Posted: Wed Nov 19, 2014 8:45 am
by RegB
I am playing around with a mere "knob" for my sail board, in rough terms it is about the size of a gear shift knob on olde tyme manual transmission cars.
It raises/lowers the dagger board for various wind directions, it is foot operated.
I want/need some strength in a couple of places, most of that strength can probably come from a 3/8 steel rod through the middle.
I would LIKE to use dense infill where it is needed and save material and print time where it isn't, i.e. create what is essentially an empty ball with strong top and bottom surfaces.
So, how can I get say 80 percent infill for the top and bottom 1/4 inch with 10 percent in the middle ?
Slic3r, Cura, Skeinforge ?

Re: Variable infill.

Posted: Wed Nov 19, 2014 10:28 am
by critical_limit
In simplify3D you can set as much configs as you want to the same object.
E.g.: 0-10mm 5 outerperimeters, 50% infill
10-20mm 3 outerperimeters, 20% infill
etc.
etc.

there are a lot of informations on their website

Re: Variable infill.

Posted: Wed Nov 19, 2014 11:35 am
by Nylocke
It's also $140, which not everyone is willing to fork over. You can splice together G-code (Repetier should make it easy to find each layer) and slice the same object twice. Find which layer you want to switch at, get rid of the code that you don't want and stick what you want on the end.

Re: Variable infill.

Posted: Wed Nov 19, 2014 4:43 pm
by heathenx
critical_limit wrote:In simplify3D you can set as much configs as you want to the same object.
E.g.: 0-10mm 5 outerperimeters, 50% infill
10-20mm 3 outerperimeters, 20% infill
etc.
etc.

there are a lot of informations on their website


Yup. Being able to do this with S3D is pretty nice. I use it often. Nice to be able print quickly around non important areas and slow things down on critical features. Ive gotten my money's worth out of that software and then some.

Re: Variable infill.

Posted: Sat Nov 22, 2014 10:08 am
by RegB
Thanks folks,
As it turned out for THIS little project filling a mere ball will naturally create denser areas near the top and bottom - the nearer the surface is to horizontal, etc.

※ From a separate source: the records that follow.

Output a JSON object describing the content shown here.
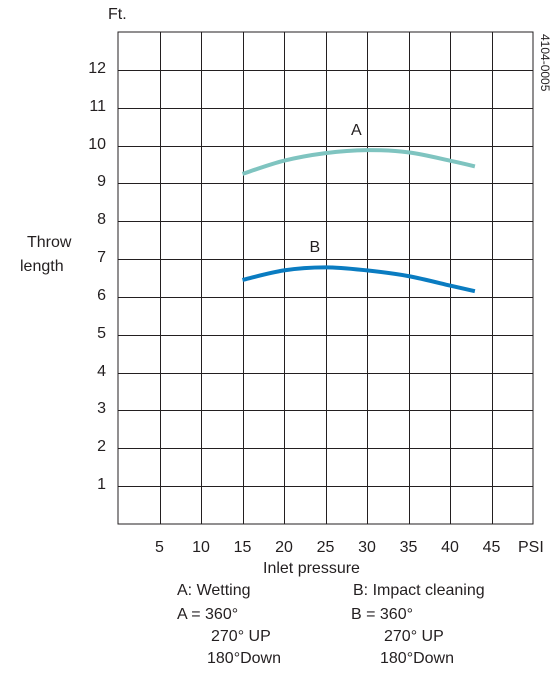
{
  "chart_data": {
    "type": "line",
    "title": "",
    "xlabel": "Inlet pressure",
    "x_unit": "PSI",
    "y_unit": "Ft.",
    "ylabel_lines": [
      "Throw",
      "length"
    ],
    "xlim": [
      0,
      50
    ],
    "ylim": [
      0,
      13
    ],
    "x_ticks": [
      5,
      10,
      15,
      20,
      25,
      30,
      35,
      40,
      45
    ],
    "y_ticks": [
      1,
      2,
      3,
      4,
      5,
      6,
      7,
      8,
      9,
      10,
      11,
      12
    ],
    "grid": true,
    "code": "4104-0005",
    "series": [
      {
        "name": "A",
        "color": "#7fc4c0",
        "x": [
          15,
          20,
          25,
          30,
          35,
          40,
          43
        ],
        "y": [
          9.25,
          9.6,
          9.8,
          9.88,
          9.82,
          9.6,
          9.45
        ]
      },
      {
        "name": "B",
        "color": "#0a7cc1",
        "x": [
          15,
          20,
          25,
          30,
          35,
          40,
          43
        ],
        "y": [
          6.45,
          6.7,
          6.78,
          6.7,
          6.55,
          6.3,
          6.15
        ]
      }
    ],
    "legend": {
      "a_title": "A: Wetting",
      "b_title": "B: Impact cleaning",
      "a_lines": [
        "A = 360°",
        "270° UP",
        "180°Down"
      ],
      "b_lines": [
        "B = 360°",
        "270° UP",
        "180°Down"
      ]
    }
  }
}
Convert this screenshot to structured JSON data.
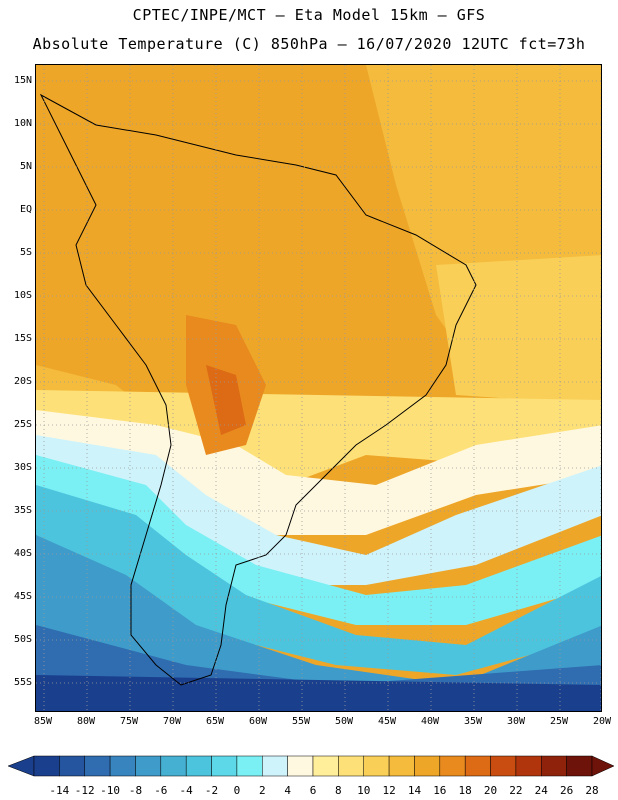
{
  "header": {
    "line1": "CPTEC/INPE/MCT –  Eta Model 15km – GFS",
    "line2": "Absolute Temperature (C) 850hPa – 16/07/2020 12UTC fct=73h"
  },
  "map": {
    "lat_labels": [
      "15N",
      "10N",
      "5N",
      "EQ",
      "5S",
      "10S",
      "15S",
      "20S",
      "25S",
      "30S",
      "35S",
      "40S",
      "45S",
      "50S",
      "55S"
    ],
    "lon_labels": [
      "85W",
      "80W",
      "75W",
      "70W",
      "65W",
      "60W",
      "55W",
      "50W",
      "45W",
      "40W",
      "35W",
      "30W",
      "25W",
      "20W"
    ],
    "grid": "dotted",
    "field": "temperature"
  },
  "colorbar": {
    "labels": [
      "-14",
      "-12",
      "-10",
      "-8",
      "-6",
      "-4",
      "-2",
      "0",
      "2",
      "4",
      "6",
      "8",
      "10",
      "12",
      "14",
      "16",
      "18",
      "20",
      "22",
      "24",
      "26",
      "28"
    ],
    "colors": [
      "#1a3f8c",
      "#25559e",
      "#2f6cb0",
      "#3884bf",
      "#3f9bc9",
      "#46b0d3",
      "#4dc4dd",
      "#5dd8e8",
      "#7af0f4",
      "#cff3fa",
      "#fff8e0",
      "#ffee9a",
      "#fde178",
      "#f9cf57",
      "#f4bb3c",
      "#eea629",
      "#e88a1d",
      "#dd6a15",
      "#c94d10",
      "#b0350d",
      "#8f220b",
      "#6e1309"
    ]
  }
}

There is still a general lack of ability to vary infill within objects, i.e. along X or Y.
I am nowhere near having fancy 3D stress distribution models {say Whaaaa ?} of parts, but I can see how it would be useful to have infill be some function of stress and if I ever have CAD tools that can do stress analysis - I will somehow generate a crying NEED for infill to provide strength ONLY where needed.
{but I ain't Boeing}

...and BTW slic3r's "honeycomb" is just a 2D hex pattern that alternates between layers, it doesn't produce any sort of a 3D honeycomb, just hex columns - lame.

Re: Variable infill.

Posted: Sat Nov 22, 2014 1:34 pm
by Eric
One could always add internal bracing to the model where required for strength, which would allow you to back off on the infill density.

Re: Variable infill.

Posted: Sun Nov 23, 2014 12:55 pm
by lightninjay
Eric wrote:One could always add internal bracing to the model where required for strength, which would allow you to back off on the infill density.


^this! I was going to suggest designing your infill into the 3D model, leaving cavities where they need to be, and then just set your infill to 100% and watch 'er go!